On Fri, 8 Feb 2008, Ralph Castain wrote:
> 1. event library
> 2. ROMIO
> 3. VT
> 4. backtrace
> 5. PLPA - this one is a little less obvious, but still being released as a
> separate package
> 6. libNBC
Sorry to Ralph, but I clipped everything from his e-mail, then am going to
make references to it. oh well :).
One minor correction -- the entire backtrace framework is not a third
party deal. The *DARWIN/Mac OS X* component relies heavily on third party
code, but the others (Linux and Solaris) are just wrappers around code in
their respective C libraries.
I believe I was responsible for the event library, ROMIO, and backtrace
before leaving LANL. I'll go through the motivations and issues with all
three in terms of integration.
Event Library: The event library is the core "rendezvous" point for all of
Open MPI, so any issues with it cause lots of issues with Open MPI in
general. We've also hacked it considerably since taking the original
libevent source -- we've renamed all the functions, we've made it thread
safe in a way the author was unwilling to do, we've fixed some performance
issues unique to our usage model. In short, this is no longer really the
same libevent that might already be installed on the system. Using such
an unmodified libevent would be disasterous.
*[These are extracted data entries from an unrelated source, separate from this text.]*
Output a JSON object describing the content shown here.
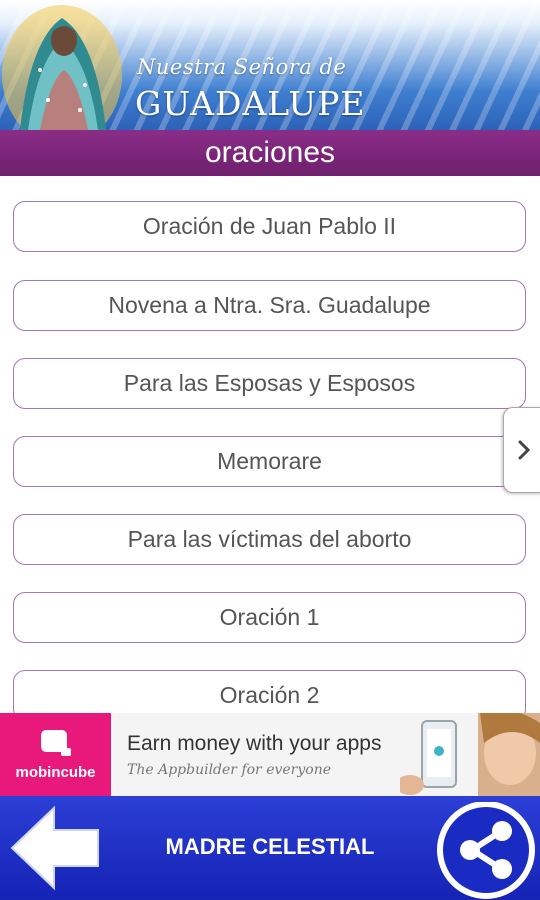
{
  "header": {
    "subtitle": "Nuestra Señora de",
    "title": "GUADALUPE"
  },
  "section": {
    "title": "oraciones"
  },
  "prayers": [
    {
      "label": "Oración de Juan Pablo II"
    },
    {
      "label": "Novena a Ntra. Sra. Guadalupe"
    },
    {
      "label": "Para las Esposas y Esposos"
    },
    {
      "label": "Memorare"
    },
    {
      "label": "Para las víctimas del aborto"
    },
    {
      "label": "Oración 1"
    },
    {
      "label": "Oración 2"
    }
  ],
  "side_tab": {
    "icon": "chevron-right-icon",
    "glyph": "›"
  },
  "ad": {
    "brand": "mobincube",
    "headline": "Earn money with your apps",
    "tagline": "The Appbuilder for everyone",
    "brand_color": "#e8197b"
  },
  "bottom_bar": {
    "title": "MADRE CELESTIAL",
    "back_icon": "back-arrow-icon",
    "share_icon": "share-icon",
    "color": "#1a2bc4"
  },
  "colors": {
    "accent_purple": "#7a2478",
    "button_border": "#a276b8",
    "header_blue": "#3f7fd0"
  }
}
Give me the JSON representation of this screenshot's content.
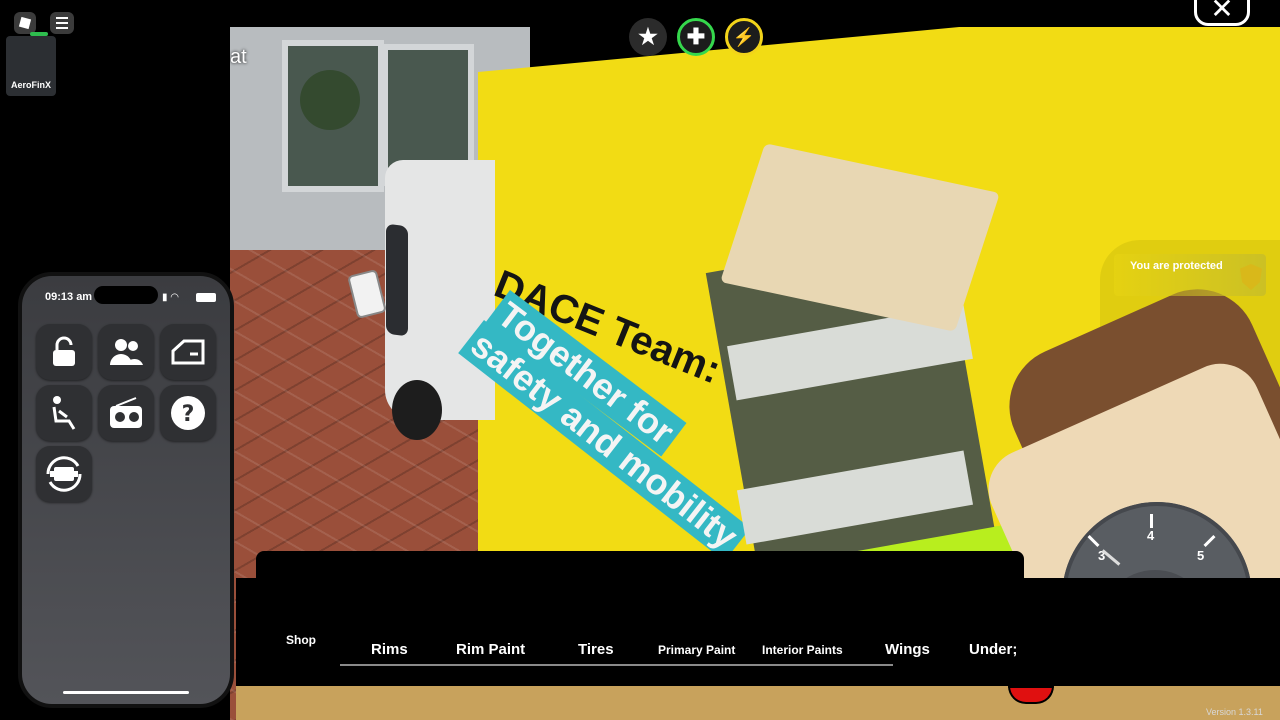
{
  "topbar": {
    "logo_icon": "roblox-logo-icon",
    "menu_icon": "hamburger-menu-icon",
    "chat_label": "Chat",
    "chat_visible_text": "at",
    "experience_tile_label": "AeroFinX",
    "favorite_icon": "star",
    "health_icon": "plus",
    "boost_icon": "lightning"
  },
  "sign": {
    "title": "DACE Team:",
    "line1": "Together for",
    "line2": "safety and mobility"
  },
  "protection": {
    "text": "You are protected"
  },
  "phone": {
    "time": "09:13 am",
    "apps": [
      {
        "name": "lock",
        "icon": "unlock-icon"
      },
      {
        "name": "passengers",
        "icon": "people-icon"
      },
      {
        "name": "doors",
        "icon": "car-door-icon"
      },
      {
        "name": "seat",
        "icon": "seat-icon"
      },
      {
        "name": "radio",
        "icon": "radio-icon"
      },
      {
        "name": "help",
        "icon": "question-icon"
      },
      {
        "name": "engine",
        "icon": "engine-icon"
      }
    ]
  },
  "speedometer": {
    "labels": [
      "3",
      "4",
      "5"
    ]
  },
  "shop": {
    "title": "Shop",
    "tabs": [
      "Rims",
      "Rim Paint",
      "Tires",
      "Primary Paint",
      "Interior Paints",
      "Wings",
      "Under;"
    ]
  },
  "footer": {
    "version": "Version 1.3.11"
  },
  "colors": {
    "panel_yellow": "#f2dc14",
    "sign_cyan": "#34b8c4",
    "plus_green": "#35d84c",
    "lightning_yellow": "#f2d41a"
  }
}
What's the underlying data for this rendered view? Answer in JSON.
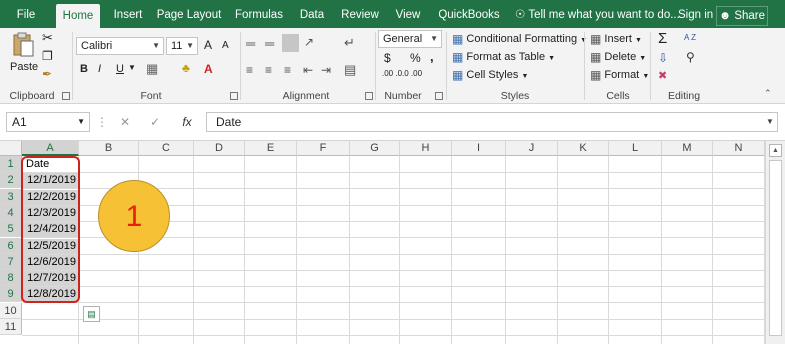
{
  "tabs": [
    "File",
    "Home",
    "Insert",
    "Page Layout",
    "Formulas",
    "Data",
    "Review",
    "View",
    "QuickBooks"
  ],
  "active_tab": "Home",
  "tell_me": "Tell me what you want to do...",
  "sign_in": "Sign in",
  "share": "Share",
  "ribbon": {
    "clipboard": {
      "label": "Clipboard",
      "paste": "Paste"
    },
    "font": {
      "label": "Font",
      "name": "Calibri",
      "size": "11",
      "bold": "B",
      "italic": "I",
      "underline": "U",
      "grow": "A",
      "shrink": "A"
    },
    "alignment": {
      "label": "Alignment"
    },
    "number": {
      "label": "Number",
      "format": "General",
      "currency": "$",
      "percent": "%",
      "comma": ",",
      "inc_dec": ".00 .0",
      "dec_dec": ".0 .00"
    },
    "styles": {
      "label": "Styles",
      "conditional": "Conditional Formatting",
      "format_table": "Format as Table",
      "cell_styles": "Cell Styles"
    },
    "cells": {
      "label": "Cells",
      "insert": "Insert",
      "delete": "Delete",
      "format": "Format"
    },
    "editing": {
      "label": "Editing",
      "sum": "Σ",
      "sort": "A Z"
    }
  },
  "formula_bar": {
    "name_box": "A1",
    "fx": "fx",
    "value": "Date"
  },
  "columns": [
    "A",
    "B",
    "C",
    "D",
    "E",
    "F",
    "G",
    "H",
    "I",
    "J",
    "K",
    "L",
    "M",
    "N"
  ],
  "rows": [
    "1",
    "2",
    "3",
    "4",
    "5",
    "6",
    "7",
    "8",
    "9",
    "10",
    "11"
  ],
  "cells": {
    "header": "Date",
    "dates": [
      "12/1/2019",
      "12/2/2019",
      "12/3/2019",
      "12/4/2019",
      "12/5/2019",
      "12/6/2019",
      "12/7/2019",
      "12/8/2019"
    ]
  },
  "marker_label": "1",
  "colors": {
    "excel_green": "#217346",
    "selection": "#d4d4d4",
    "highlight": "#d0231e",
    "marker": "#f7c136"
  }
}
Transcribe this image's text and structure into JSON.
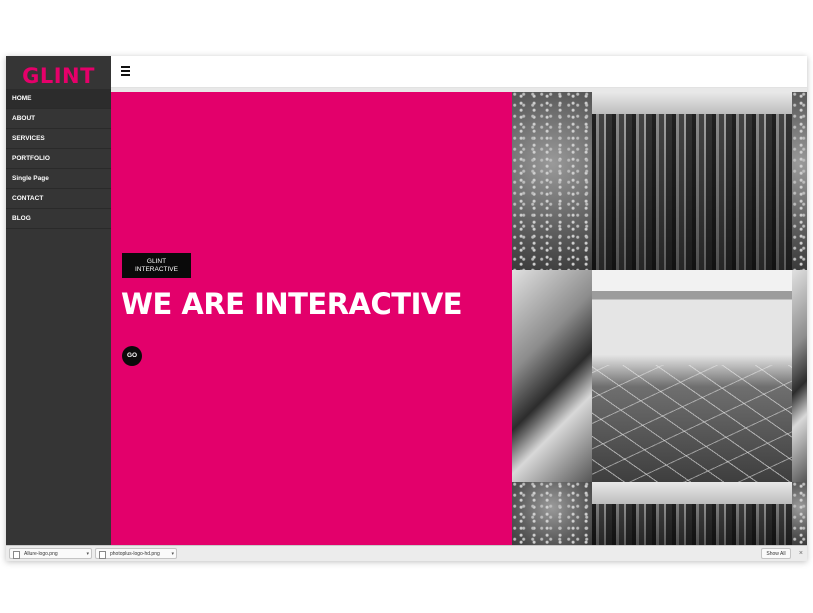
{
  "sidebar": {
    "logo": "GLINT",
    "items": [
      {
        "label": "HOME"
      },
      {
        "label": "ABOUT"
      },
      {
        "label": "SERVICES"
      },
      {
        "label": "PORTFOLIO"
      },
      {
        "label": "Single Page"
      },
      {
        "label": "CONTACT"
      },
      {
        "label": "BLOG"
      }
    ]
  },
  "topbar": {
    "menu_icon": "hamburger-menu-icon"
  },
  "hero": {
    "tag_line1": "GLINT",
    "tag_line2": "INTERACTIVE",
    "title": "WE ARE INTERACTIVE",
    "go_label": "GO"
  },
  "downloads": {
    "items": [
      {
        "name": "Allure-logo.png"
      },
      {
        "name": "photoplus-logo-hd.png"
      }
    ],
    "show_all": "Show All",
    "close_label": "×"
  },
  "colors": {
    "accent": "#e3006b",
    "sidebar": "#353535"
  }
}
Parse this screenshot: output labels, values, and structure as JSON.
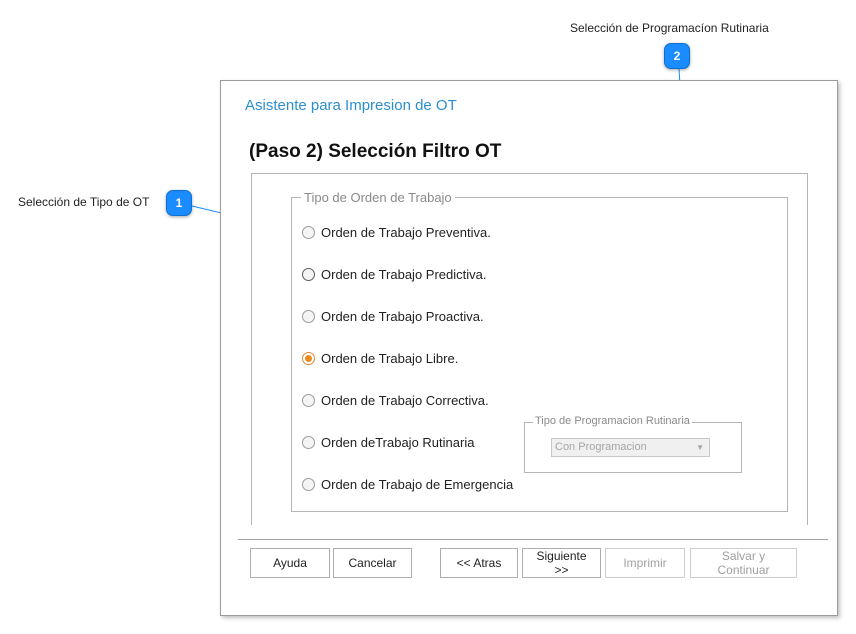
{
  "callouts": [
    {
      "number": "1",
      "label": "Selección de Tipo de OT"
    },
    {
      "number": "2",
      "label": "Selección de Programacíon Rutinaria"
    }
  ],
  "wizard": {
    "title": "Asistente para Impresion de OT",
    "step_title": "(Paso 2)  Selección Filtro OT"
  },
  "ot_group": {
    "legend": "Tipo de Orden de Trabajo",
    "options": [
      {
        "label": "Orden de Trabajo Preventiva.",
        "checked": false
      },
      {
        "label": "Orden de Trabajo Predictiva.",
        "checked": false
      },
      {
        "label": "Orden de Trabajo Proactiva.",
        "checked": false
      },
      {
        "label": "Orden de Trabajo Libre.",
        "checked": true
      },
      {
        "label": "Orden de Trabajo Correctiva.",
        "checked": false
      },
      {
        "label": "Orden deTrabajo Rutinaria",
        "checked": false
      },
      {
        "label": "Orden de Trabajo de Emergencia",
        "checked": false
      }
    ]
  },
  "rutinaria": {
    "legend": "Tipo de Programacion Rutinaria",
    "selected": "Con Programacion"
  },
  "buttons": {
    "help": "Ayuda",
    "cancel": "Cancelar",
    "back": "<< Atras",
    "next": "Siguiente >>",
    "print": "Imprimir",
    "save_continue": "Salvar y Continuar"
  },
  "colors": {
    "badge": "#1a8cff",
    "wizard_title": "#2c8fcf",
    "radio_checked": "#e98b1f"
  }
}
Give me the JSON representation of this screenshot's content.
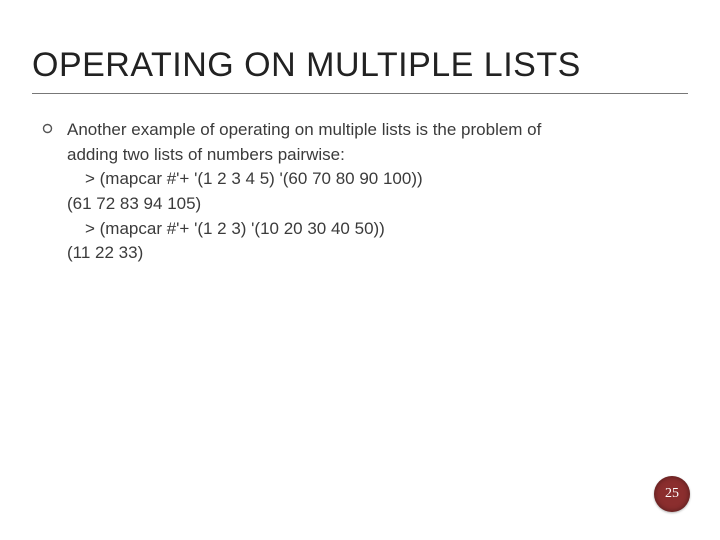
{
  "title": "OPERATING ON MULTIPLE LISTS",
  "bullet": {
    "intro1": "Another example of operating on multiple lists is the problem of",
    "intro2": "adding two lists of numbers pairwise:",
    "code1": "> (mapcar #'+ '(1 2 3 4 5) '(60 70 80 90 100))",
    "result1": "(61 72 83 94 105)",
    "code2": "> (mapcar #'+ '(1 2 3) '(10 20 30 40 50))",
    "result2": "(11 22 33)"
  },
  "page_number": "25"
}
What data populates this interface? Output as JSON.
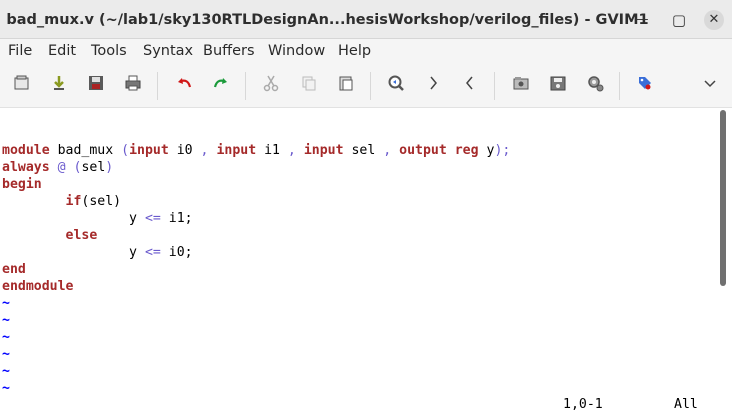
{
  "window": {
    "title": "bad_mux.v (~/lab1/sky130RTLDesignAn...hesisWorkshop/verilog_files) - GVIM1",
    "minimize_glyph": "—",
    "maximize_glyph": "▢",
    "close_glyph": "✕"
  },
  "menu": [
    "File",
    "Edit",
    "Tools",
    "Syntax",
    "Buffers",
    "Window",
    "Help"
  ],
  "toolbar": {
    "icons": [
      "open-icon",
      "save-download-icon",
      "save-icon",
      "print-icon",
      "undo-icon",
      "redo-icon",
      "cut-icon",
      "copy-icon",
      "paste-icon",
      "find-replace-icon",
      "find-next-icon",
      "find-prev-icon",
      "load-session-icon",
      "save-session-icon",
      "run-script-icon",
      "tag-jump-icon",
      "chevron-down-icon"
    ],
    "overflow_glyph": "⌄"
  },
  "code": {
    "line1": {
      "t1": "module",
      "t2": " bad_mux ",
      "t3": "(",
      "t4": "input",
      "t5": " i0 ",
      "t6": ",",
      "t7": " ",
      "t8": "input",
      "t9": " i1 ",
      "t10": ",",
      "t11": " ",
      "t12": "input",
      "t13": " sel ",
      "t14": ",",
      "t15": " ",
      "t16": "output",
      "t17": " ",
      "t18": "reg",
      "t19": " y",
      ")": ")",
      "t20": ");"
    },
    "line2": {
      "t1": "always",
      "t2": " ",
      "t3": "@",
      "t4": " ",
      "t5": "(",
      "t6": "sel",
      "t7": ")"
    },
    "line3": "begin",
    "line4": {
      "indent": "        ",
      "kw": "if",
      "rest": "(sel)"
    },
    "line5": {
      "indent": "                ",
      "a": "y ",
      "op": "<=",
      "b": " i1;"
    },
    "line6": {
      "indent": "        ",
      "kw": "else"
    },
    "line7": {
      "indent": "                ",
      "a": "y ",
      "op": "<=",
      "b": " i0;"
    },
    "line8": "end",
    "line9": "endmodule",
    "tilde": "~"
  },
  "status": {
    "position": "1,0-1",
    "scroll": "All"
  },
  "colors": {
    "keyword": "#a52a2a",
    "operator": "#6a5acd",
    "tilde": "#0000ff"
  }
}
ROMIO is actually one that there was significant discussion about prior to
me leaveing Los Alamos. There are a number of problems / issues with
ROMIO. First and foremost, without ROMIO, we are not a fully compliant
MPI implementation. So we have to ship ROMIO -- it's the only way to have
that important check mark. But its current integration has some issues --
it's hard to test patches independently. There is actually a mode in the
current Open MPI tree where the MPI interface to MPI-I/O is not provided
by OPen MPI and no io components are built. This is to allow users to
build ROMIO independently of Open MPI, for testing updates or whatever.
There are some disadvantages to this. First, the independent ROMIO will
use generalized requests instead of being hooked into our progress engine,
so there may be some progress issues (I never verified either way).
Second, it does mean dealing with another package to build on the user's
site. Jeff is correct --there was discussion about how to make the
integration "better" -- many of the changes were on our side, and we were
going to have to ask for a couple of changes from Argonne. If someone is
going to put in the considerable amount of time to make this happen, I'm
happy to write up whatever notes I can remember / find on the issue.
The Darwin backtrace component is mostly maintanance free. It doesn't
support 64-bit Intel chips, but that's fine. Once every 18 months or so,
I need to get a new copy for the latest operation system, although the
truth is I don't think anything bad happens if we just stop doing the
updates at OS release (by the way, I did the one for Leopard, so we're
probably all going to be sick of MPI and on to other things before the
next time it has to be done). While it's useful, if the community is
really worried, it could probably be deleted. But having a stack trace
when you segfault sure is nice :).